Even without the raucous noise of a bar band as backdrop, Flint recognized the angel's heavenly soprano. Surely even God wouldn't be cruel enough to punish him in such a humiliating fashion?

Turning slowly, searching the gray shadows of the sad cafe, he met the wide-eyed shock of last night's blond goddess. Lowering his gaze, he could just make out her shapely silhouette wearing a midnight blue bib apron with
Stardust Cafe
embroidered across it in flowery pink.

"Well, hell, if it isn't little Miss Starshine come to add twinkle to my day. Do you do dishes like you do men?"

 

Joella debated the relative merits of sinking through Charlie's filthy wood floor, ripping off her apron, and fleeing, or brazening it out in the face of Flint's temper and her own shock. Since she possessed no magic traits for liquefying, and she needed a job to eat, brazening it out was her only option.

"A guitar player?" she asked, ignoring his insolence and forcing a chuckle as she swayed her hips and crossed the floor. Damn, but he was even hotter looking than she remembered, although slightly green around the gills once she got close enough to see. "Do you also play the coffeepot?"

She rounded the corner and removed the bag of coffee beans from his hand. Without asking permission, she measured a full load into the grinder, ignoring the intimidating height and breadth of pure furious male hovering over her shoulder.
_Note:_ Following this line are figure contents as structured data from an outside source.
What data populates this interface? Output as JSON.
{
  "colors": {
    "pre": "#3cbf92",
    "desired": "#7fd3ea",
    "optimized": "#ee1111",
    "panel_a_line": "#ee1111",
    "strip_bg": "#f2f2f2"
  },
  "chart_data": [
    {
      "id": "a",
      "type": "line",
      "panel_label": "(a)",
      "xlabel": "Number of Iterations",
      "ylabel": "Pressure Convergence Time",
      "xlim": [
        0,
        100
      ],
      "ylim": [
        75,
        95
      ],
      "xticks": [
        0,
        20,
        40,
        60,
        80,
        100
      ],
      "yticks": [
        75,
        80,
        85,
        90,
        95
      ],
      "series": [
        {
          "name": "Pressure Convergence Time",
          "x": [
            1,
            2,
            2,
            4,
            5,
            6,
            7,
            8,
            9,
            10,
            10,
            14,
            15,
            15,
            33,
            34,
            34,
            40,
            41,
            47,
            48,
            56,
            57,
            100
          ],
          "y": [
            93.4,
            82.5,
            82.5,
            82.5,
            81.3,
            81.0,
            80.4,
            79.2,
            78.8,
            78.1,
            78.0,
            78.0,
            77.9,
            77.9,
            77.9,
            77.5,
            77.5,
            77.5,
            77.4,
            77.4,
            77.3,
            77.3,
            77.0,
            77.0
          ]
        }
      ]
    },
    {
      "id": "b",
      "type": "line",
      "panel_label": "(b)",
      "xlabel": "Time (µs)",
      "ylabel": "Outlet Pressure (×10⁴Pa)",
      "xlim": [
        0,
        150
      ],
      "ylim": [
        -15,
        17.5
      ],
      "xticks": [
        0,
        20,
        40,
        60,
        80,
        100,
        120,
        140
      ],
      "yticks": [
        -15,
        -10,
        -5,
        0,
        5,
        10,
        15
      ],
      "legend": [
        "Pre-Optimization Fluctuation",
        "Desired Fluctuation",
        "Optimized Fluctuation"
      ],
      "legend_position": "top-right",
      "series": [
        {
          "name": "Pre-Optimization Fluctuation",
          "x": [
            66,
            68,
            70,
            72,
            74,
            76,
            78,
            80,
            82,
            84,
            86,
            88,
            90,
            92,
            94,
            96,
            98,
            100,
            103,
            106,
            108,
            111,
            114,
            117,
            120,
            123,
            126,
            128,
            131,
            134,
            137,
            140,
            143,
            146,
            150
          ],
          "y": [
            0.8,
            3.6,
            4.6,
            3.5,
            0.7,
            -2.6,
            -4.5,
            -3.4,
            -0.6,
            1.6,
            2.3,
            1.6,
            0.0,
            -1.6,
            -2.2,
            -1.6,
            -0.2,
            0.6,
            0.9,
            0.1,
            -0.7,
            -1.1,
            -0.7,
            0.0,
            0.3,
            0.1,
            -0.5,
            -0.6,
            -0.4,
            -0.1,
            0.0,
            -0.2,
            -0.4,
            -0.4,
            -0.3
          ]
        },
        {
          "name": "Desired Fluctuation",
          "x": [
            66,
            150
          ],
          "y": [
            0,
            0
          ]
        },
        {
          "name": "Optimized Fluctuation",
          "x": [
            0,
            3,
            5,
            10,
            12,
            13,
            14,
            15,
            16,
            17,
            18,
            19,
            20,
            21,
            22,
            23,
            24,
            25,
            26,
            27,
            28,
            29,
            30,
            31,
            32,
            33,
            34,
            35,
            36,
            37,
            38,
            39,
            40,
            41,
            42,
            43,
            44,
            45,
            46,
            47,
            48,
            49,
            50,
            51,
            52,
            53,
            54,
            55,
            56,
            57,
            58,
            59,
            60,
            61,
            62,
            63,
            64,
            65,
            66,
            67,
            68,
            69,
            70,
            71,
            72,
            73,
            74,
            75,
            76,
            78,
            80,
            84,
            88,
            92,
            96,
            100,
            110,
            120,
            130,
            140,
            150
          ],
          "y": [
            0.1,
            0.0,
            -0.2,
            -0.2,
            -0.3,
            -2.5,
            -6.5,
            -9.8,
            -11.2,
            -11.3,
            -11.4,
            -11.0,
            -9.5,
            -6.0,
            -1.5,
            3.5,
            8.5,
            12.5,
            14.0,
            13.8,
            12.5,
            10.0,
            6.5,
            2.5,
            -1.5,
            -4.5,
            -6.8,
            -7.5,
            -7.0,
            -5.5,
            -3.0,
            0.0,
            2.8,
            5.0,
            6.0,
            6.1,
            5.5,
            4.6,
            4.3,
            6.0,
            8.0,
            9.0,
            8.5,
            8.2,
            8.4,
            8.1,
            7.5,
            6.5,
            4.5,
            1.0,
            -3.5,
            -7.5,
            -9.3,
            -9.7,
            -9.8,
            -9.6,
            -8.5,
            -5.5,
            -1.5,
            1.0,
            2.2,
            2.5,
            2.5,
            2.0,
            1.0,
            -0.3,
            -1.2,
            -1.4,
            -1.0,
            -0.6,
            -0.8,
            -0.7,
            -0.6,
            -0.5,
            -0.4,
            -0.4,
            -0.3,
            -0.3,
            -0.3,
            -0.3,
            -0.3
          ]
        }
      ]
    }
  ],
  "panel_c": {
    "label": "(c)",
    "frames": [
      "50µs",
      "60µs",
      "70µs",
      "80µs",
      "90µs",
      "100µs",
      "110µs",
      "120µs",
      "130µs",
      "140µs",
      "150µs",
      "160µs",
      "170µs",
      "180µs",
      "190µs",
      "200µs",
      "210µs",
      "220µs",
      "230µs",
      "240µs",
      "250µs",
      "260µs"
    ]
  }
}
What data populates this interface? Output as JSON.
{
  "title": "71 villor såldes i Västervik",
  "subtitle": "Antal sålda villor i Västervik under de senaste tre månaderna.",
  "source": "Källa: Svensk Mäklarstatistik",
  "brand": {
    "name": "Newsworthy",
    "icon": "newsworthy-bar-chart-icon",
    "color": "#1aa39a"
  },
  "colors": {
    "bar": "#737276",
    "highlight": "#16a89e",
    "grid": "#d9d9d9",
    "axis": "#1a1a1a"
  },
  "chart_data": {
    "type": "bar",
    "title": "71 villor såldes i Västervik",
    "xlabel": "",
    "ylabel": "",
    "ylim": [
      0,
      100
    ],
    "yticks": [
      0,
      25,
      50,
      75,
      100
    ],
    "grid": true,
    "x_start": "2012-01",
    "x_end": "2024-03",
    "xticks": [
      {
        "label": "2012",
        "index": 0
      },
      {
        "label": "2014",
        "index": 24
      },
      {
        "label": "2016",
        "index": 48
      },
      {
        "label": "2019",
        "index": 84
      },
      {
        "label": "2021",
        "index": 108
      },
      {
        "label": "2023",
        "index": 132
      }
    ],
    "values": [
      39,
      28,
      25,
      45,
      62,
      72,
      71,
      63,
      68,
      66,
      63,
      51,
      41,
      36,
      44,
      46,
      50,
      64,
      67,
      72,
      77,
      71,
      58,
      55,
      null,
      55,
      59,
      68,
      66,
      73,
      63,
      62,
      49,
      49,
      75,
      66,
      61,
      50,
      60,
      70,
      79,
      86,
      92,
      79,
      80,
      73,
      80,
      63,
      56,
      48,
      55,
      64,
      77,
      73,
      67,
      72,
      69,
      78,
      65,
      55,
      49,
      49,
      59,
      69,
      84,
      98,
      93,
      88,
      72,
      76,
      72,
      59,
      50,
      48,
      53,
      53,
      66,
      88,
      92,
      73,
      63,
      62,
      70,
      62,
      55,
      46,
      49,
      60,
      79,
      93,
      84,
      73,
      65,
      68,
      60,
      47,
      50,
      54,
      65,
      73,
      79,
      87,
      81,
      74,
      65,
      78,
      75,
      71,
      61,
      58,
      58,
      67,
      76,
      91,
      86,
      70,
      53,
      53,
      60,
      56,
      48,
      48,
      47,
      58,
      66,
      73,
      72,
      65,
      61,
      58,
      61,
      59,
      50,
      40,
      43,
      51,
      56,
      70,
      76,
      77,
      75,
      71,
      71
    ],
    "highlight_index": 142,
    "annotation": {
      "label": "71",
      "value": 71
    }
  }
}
"Just the guitar," he growled with a note of threat in his throat. "I'm Flynn Clinton, lately of the Barn Boys, fresh out of Nashville."

"No wonder you can't make coffee." She tried to sound perky, but he'd pretty much ruined her day. She was going to have to quit this job now. She couldn't work here and suffer the daily electric zing of attraction to another lying, cowardly guitar picker who would be gone as soon as he found the next gig.

"Since when do guitar pickers play cafes?" was all she asked.

"I can make coffee,"
Mr. Clinton
growled, completely unlike the sweet-talking hunk of last night. "And it's a coffee shop, not a cafe. We won't do music."

"Well, so much for my singing-waitress routine," she answered saucily, tapping his blue work shirt with a cup to get him out of her personal space.

He backed off, but Jo noticed he watched her intently as she set the grinder.

"Got any other ideas how you'll rebuild business? Maybe a little soft-shoe, hmm?" She danced a step or two to her own music.

"Why, you got something to sell?" he taunted.

She accidentally on purpose stomped his boot toe while reaching for the chicory. "Unless you're planning on charging ten bucks a cup, you'd better sell something besides coffee, and your good looks don't count."

She ought to block what she was doing so he had to rely on her if he wanted to keep his customers, but she'd never been the spiteful sort. Besides, she didn't want to be responsible for the repercussions if people didn't get their caffeine fix.